Discussion in 'Tele Home Depot' started by Dpalms, Nov 23, 2020.

  1. Dpalms

    Dpalms Tele-Meister

    Jun 3, 2019
    is there a precise way to do this? or do i just make center punch holes as center as possible and hope for the best?

    wouldn't the holes have to be very accurate to prevent these parts from moving slightly once the screws are installed ?
  2. Freeman Keller

    Freeman Keller Poster Extraordinaire

    Aug 22, 2018
    The only part of this I care about is the bridge. Lay two straightedges on the sides of the neck and mark the scale length. Draw lines at both straightedges on the scale, then measure half way between them - the is the functioning center of the guitar. Position the bridge or a scaled paper drawing of it (or an accurate template if you have one) relative to the scale and centerline - different bridges have different criterial. Use a brad point drill bit that fits snuggly in the mounting holes and center punch each hole. Drill with the appropriate bit for the mounting screws.

    Use the same method to locate pickups.

    Since I don't use pick guards that is a moot point but if I did I would locate it AFTER the neck, bridge and p/u's are in place.
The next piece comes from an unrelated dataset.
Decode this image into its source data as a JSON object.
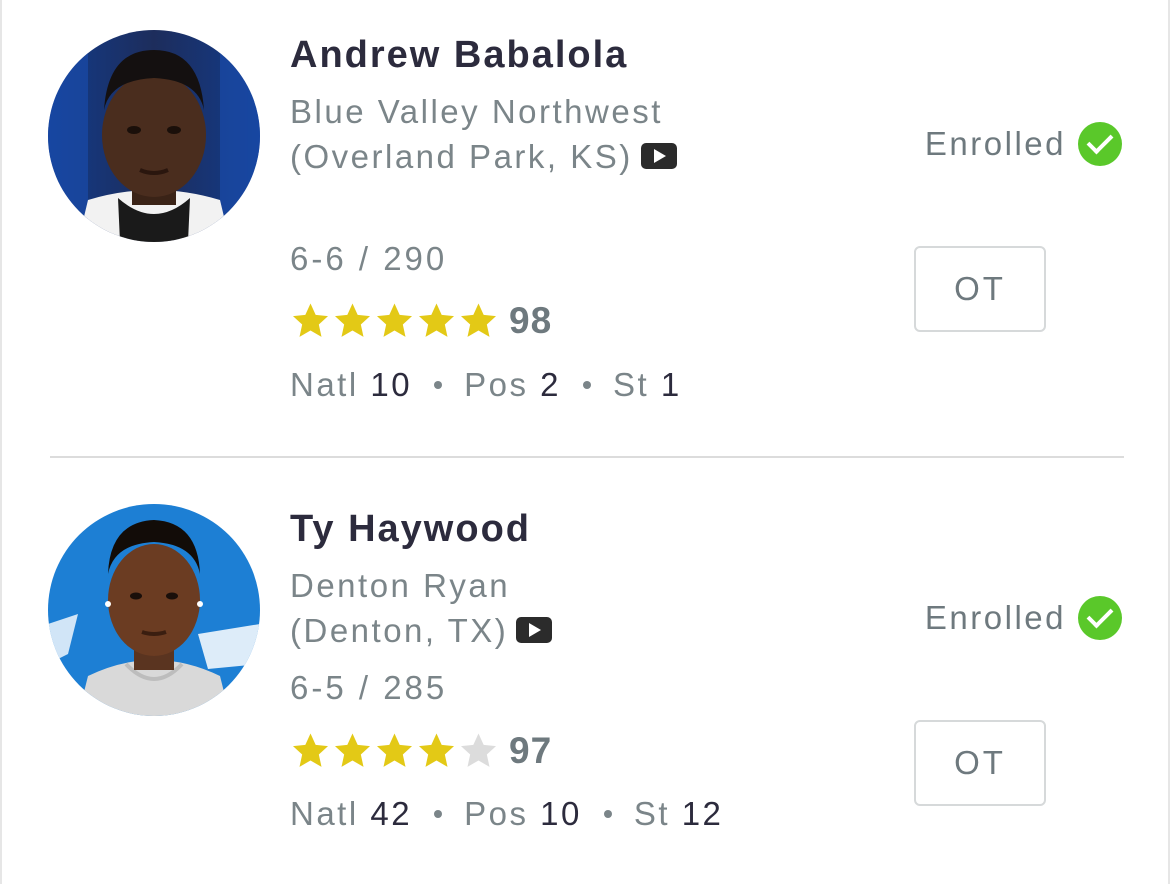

Assuming it has holes for mounting screws, transfer them just like above. If the control cavity is a standard Fender metal one do the same thing - establish the center line and center punch the holes.

    It is a bad idea to use your plate or what ever to drill directly thru the holes - usually you want a smaller hole for the screw and so you should center punch.
    mfguitar likes this.
  3. Larkins

    Larkins Tele-Meister

    Feb 15, 2015
    Bay Area, CA
    I always use a Vix bit, which is a self centering drill bit used for stuff like door hinges.
  4. old wrench

    old wrench Tele-Afflicted

    Feb 2, 2017
    corner of walk and don't walk
    As I understand your question, you're concerned about locating the center-point of the hole precisely in the middle of the holes in your components.

    Larkin mentioned Vix type self centering drill bits which work pretty good.

    There are also self centering center punches which work on the same principle as the Vix bit and have the advantage of allowing you to select the correct size drill bit instead of relying on the limited selection that Vix bits provide.

    And then there is the eye-ball method, which works very well after you do a bit of practicing. It's not a hard skill to develop; if you have "normal" vision, our eyes are capable of picking up very slight deviations from what is "right" :).

    edit: Position your component carefully and accurately; clamp in place if necessary.

    Trace the hole locations with a sharp pencil, making a circle. Practice placing a dot with a sharp pencil precisely in the center of those small circles. Your eye will tell you when it's centered :).

    Then use either a sharply pointed center punch or a sharp awl (that's what I use) right on that little pencil dot.

    Be aware that the grain will sometimes try to pull your awl off the center-point and make adjustments accordingly ;).

    Careful planning and accurate layout is the first step in doing nice clean-looking work that you can take real pride in :).

    Last edited: Nov 26, 2020
    fenderchamp and RogerC like this.
  5. schmee

    schmee Doctor of Teleocity

    Jun 2, 2003
    Good advice on bridge location above. As far as the holes are concerned, I place the component in place, (pickguard, control plate etc) then push a magic marker into the holes. Remove the component and you have a black dot on the body. Center punch in the middle of the dot by eye.